Essential Workers, Health Crisis and Policy: A Public History of Farm Labor

The Covid-19 pandemic has highlighted how much society depends on essential workers. But some workers are more protected by policy than others. Rates of pay, health provision, working conditions, and access to recourse through unionization varies from sector to sector. Within the broad category of essential workers, farmworkers stand as a class apart.

LCHP will support this team to hold a public workshop that will contextualize the struggles being faced by farmworkers during the pandemic by discussing the movement to protect farmworkers in the 1960s, 1970s, and 1980s, from dangerous pesticides.

Project Participant Bios

tawny paulTawny Paul is a social and economic historian of Britain and the Atlantic World, as well as a public historian. Her research concerns the history of capitalism, poverty and debt, labor, and incarceration.

Paul’s most recent book, The Poverty of Disaster: Debt and Insecurity in Eighteenth-Century Britain (Cambridge University Press, 2019) is a study of the tens of thousands of men and women who were incarcerated for failing to pay their debts. The book examines the role that debt insecurity played in society and how it shaped the identity of the middle class. Paul is the author of over ten peer-reviewed book chapters and articles, which have appeared in journals ranging from the Economic History Review to History Workshop Journal and Early American Studies.

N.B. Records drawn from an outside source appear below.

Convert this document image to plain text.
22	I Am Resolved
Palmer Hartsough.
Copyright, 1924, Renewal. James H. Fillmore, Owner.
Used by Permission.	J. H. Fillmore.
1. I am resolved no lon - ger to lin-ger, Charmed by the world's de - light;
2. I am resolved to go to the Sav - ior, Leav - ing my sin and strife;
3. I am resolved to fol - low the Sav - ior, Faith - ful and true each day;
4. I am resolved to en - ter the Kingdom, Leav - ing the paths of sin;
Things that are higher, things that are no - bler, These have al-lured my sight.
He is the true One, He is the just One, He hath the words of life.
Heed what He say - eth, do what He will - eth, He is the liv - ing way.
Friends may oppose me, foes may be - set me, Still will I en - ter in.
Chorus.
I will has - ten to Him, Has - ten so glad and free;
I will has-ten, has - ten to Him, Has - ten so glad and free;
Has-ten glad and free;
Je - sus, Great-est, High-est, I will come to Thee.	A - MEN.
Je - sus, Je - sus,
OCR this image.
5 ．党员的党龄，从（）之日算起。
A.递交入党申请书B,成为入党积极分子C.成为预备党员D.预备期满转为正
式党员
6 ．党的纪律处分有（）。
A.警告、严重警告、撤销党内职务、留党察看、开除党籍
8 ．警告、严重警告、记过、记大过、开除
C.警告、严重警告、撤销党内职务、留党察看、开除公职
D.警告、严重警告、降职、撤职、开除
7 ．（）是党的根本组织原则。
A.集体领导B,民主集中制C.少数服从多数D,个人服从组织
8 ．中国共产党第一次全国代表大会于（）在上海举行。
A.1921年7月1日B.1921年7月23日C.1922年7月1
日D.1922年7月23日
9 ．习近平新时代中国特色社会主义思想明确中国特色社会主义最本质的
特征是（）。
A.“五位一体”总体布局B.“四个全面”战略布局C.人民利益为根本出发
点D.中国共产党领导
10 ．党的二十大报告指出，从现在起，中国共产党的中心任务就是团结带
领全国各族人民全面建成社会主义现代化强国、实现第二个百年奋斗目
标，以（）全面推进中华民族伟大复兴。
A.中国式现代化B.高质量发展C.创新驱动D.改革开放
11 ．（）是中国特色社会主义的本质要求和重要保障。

As a public historian, Paul’s work uses history to think critically about current social problems. Drawing on her expertise on the history of debt, she is interested in modern forms of debt incarceration and debates over bail reform. Her work exploring the long history of  precarity and the gig economy has been featured on BBC Radio, The Conversation, and Business Insider, amongst others. Paul has worked as a consultant interpretive planner, designing the content of museum exhibitions. She has an interest in the intersections between art and public history, a topic pursued in her book Art and Public History: Opportunities and Challenges, co-edited with Rebecca Bush.

As Director of the Public History Initiative (PHI), Paul manages the activities and functions of the History Department’s Public and Applied History Initiative, which promotes public history and outreach to the wider community.  She manages the National Center for History in Schools and HistoryCorps, which places undergraduate students in internships at schools, museums and archives.

daniel diazDaniel Diaz is the Director of UCLA History-Geography Project and a former high school history teacher, as well as the former director of Project Deviate, Inc., a non-profit he founded to support foster youth in the San Gabriel Valley. As Director of the UCLA History-Geography Project, Daniel provides professional development opportunities, workshops, and institutes for K-12 history-social science and ethnic studies teachers that emphasize local history and are guided by social justice and cultural responsiveness. Daniel’s research interests include the impact of local history on student engagement, the K16 continuum, and how to best support history teachers new to ethnic studies.

Dr. Gaspar Rivera-Salgado is Project Director at the UCLA Center for Labor Research and Education. His research addresses Work, Labor and Social Justice in the US and immigration issues.

LA Plaza de Cultura y Artes is an institution of stories that makes known the role of Mexicans, Mexican Americans, and all Latinos in shaping the past, present, and future of Los Angeles. LA Plaza shares these stories through permanent and changing exhibits, educational initiatives, and a diverse range of public programming.

David Bacon is a writer and documentary photographer who documents labor, the global economy, war and migration, and the struggle for human rights. He has published widely on the history and photography of farm workers.